Today's news

November 19, 2004

Brown to scrap levy on college spin-out shares
Gordon Brown is to announce the immediate abolition of substantial tax liabilities on academics' shares in high-technology university spin-out companies in his pre-Budget report on December 2. The Chancellor's decision, disclosed in an Inland Revenue internal email, goes much further than expected towards resolving a row over tax rules introduced in the 2003 Finance Act that have caused a slump in the number of spin-outs. The email, sent to academic campaigners by Janice Cross, the Revenue official in charge of the issue, says that "in broad terms the measures will aim to put spin-outs back to where they thought they were".
Financial Times

University venture set to revolutionise oil industry
Scotland's biggest-ever university spin-off business could generate more than £500 million within 10 years with a technique that could revolutionise the North Sea oil industry.

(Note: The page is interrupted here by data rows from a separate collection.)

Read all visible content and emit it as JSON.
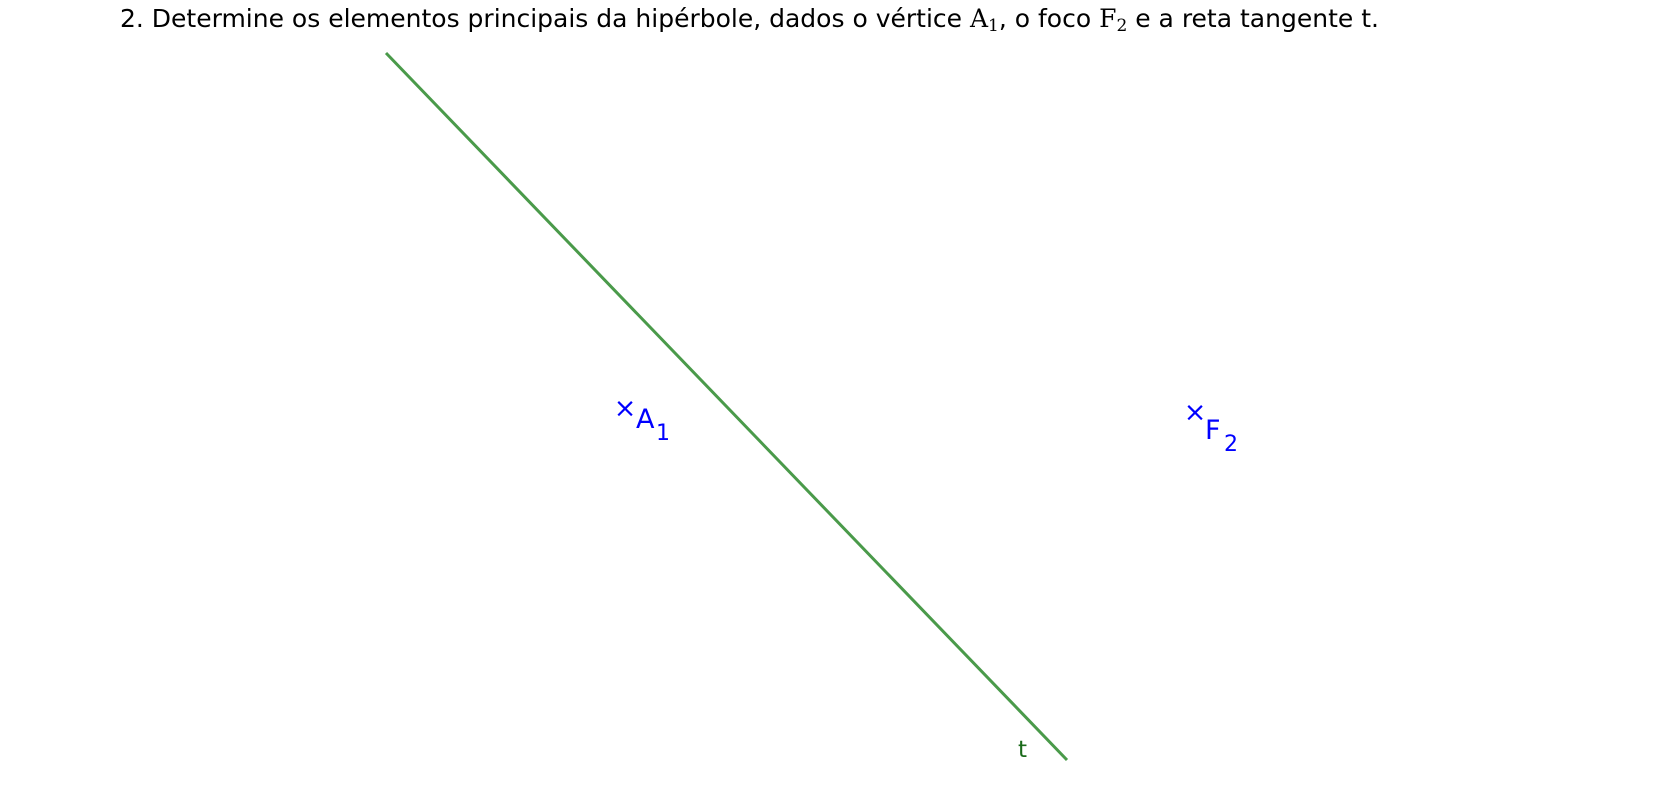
{
  "problem": {
    "prefix": "2. Determine os elementos principais da hipérbole, dados o vértice ",
    "vertex_letter": "A",
    "vertex_index": "1",
    "middle": ", o foco ",
    "focus_letter": "F",
    "focus_index": "2",
    "suffix": " e a reta tangente t."
  },
  "figure": {
    "points": [
      {
        "letter": "A",
        "index": "1",
        "marker": "×",
        "color": "#0000ff"
      },
      {
        "letter": "F",
        "index": "2",
        "marker": "×",
        "color": "#0000ff"
      }
    ],
    "line": {
      "label": "t",
      "color": "#4a9a4a",
      "label_color": "#1a6a1a"
    }
  }
}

A team of researchers from Edinburgh's School of GeoSciences has raised more than £7.4 million in a funding round led by Scottish Equity Partners and the Norwegian investment funds Energy Ventures and HitecVision to form MTEM. The company was created to utilise new technology that could potentially save the oil industry billions of pounds a year, which are currently wasted on drilling dry wells.
The Independent

Liberty threatened by animal rights thugs, says Patten
Animal rights extremists are threatening the foundations of Britain’s free and civilised society, Chris Patten said last night. In his first speech as Chancellor of Oxford University, Mr Patten said that the violent tactics of some anti-vivisectionists were undermining fundamental principles of liberal democracy. The right of university researchers to pursue open and independent inquiry without fear of intimidation was one of the bastions of free society, he said. This was now at risk from the campaign of harassment that has blocked a primate laboratory at the Cambridge University and interrupted work on a similar facility at Oxford. Mr Patten was speaking as it emerged that new measures to clamp down on animal rights extremists are to be a centrepiece of the Queen’s Speech on Tuesday.
The Times

Charles v Charles head to head
A heavyweight battle of two nations broke out yesterday as meritocracy took on aristocracy in rival visions of the purpose of education. In the blue (blood) corner, the Prince of Wales bemoaned the tendency of "child-centred learning" to turn out subjects who lacked any sense of personal limitation. In the red (flag) corner, Charles Clarke, the Education Secretary, came out swinging for the people’s right to improve themselves, however humble their origins. The eruption came after publication of a memo from the Prince at an employment tribunal involving Elaine Day, a former personal assistant in the Royal Household. Ms Day had written to the Prince suggesting that "bright" graduate PAs should be offered a career path within the Household. The dispute between the Prince of Wales and the Government over education later intensified when a second Cabinet minister, John Reid, the Health Secretary, rebuked the prince for claiming the current system fuelled unrealistic ambitions.
The Times, Daily Telegraph, Guardian, Independent, Daily Mirror, Daily Mail, Daily Star, Daily Express, The Sun

I'm as thick as two short Twiggs
Schools Minister Stephen Twigg came bottom of the class in a spelling test yesterday. The Labour frontbencher, who graduated from Oxford with a degree in politics, got only half the answers right. He scored the lowest mark when he was pitted against four others, including a German whose second language is English. During the quiz, Mr Twigg managed to voice a few "God Almightys" and "blimeys" and even branded the English language "stupid". At the end, he asked sadly: "Are there any people who've done worse than me?" The correct answer was No. Mr Twigg, 38, was up against an unnamed German, writer Alain de Botton, Jackie McLeod from the Association of British Scrabble Players and Mensa candidate Joyce Cansfield.
Daily Mirror

Ape discovery fills gap in evolutionary jigsaw
Scientists have found fossilised remains of what could be the last common ancestor to all the great apes living today. It will give scientists vital clues in charting the course of primate and, ultimately, human evolution. The fossil, called Pierolapithecus catalaunicus , was found by Dr Salvador Moyà-Solà of the Miguel Crusafort Institute of Palaeontology and colleagues in a village near Barcelona. The great apes, which include orang-utans, chimpanzees, gorillas and humans, are thought to have developed from the lesser apes, a group that contains modern gibbons and siamangs, about 11 million to 16 million years ago. The fossil evidence from this period, the middle Miocene epoch, is scanty.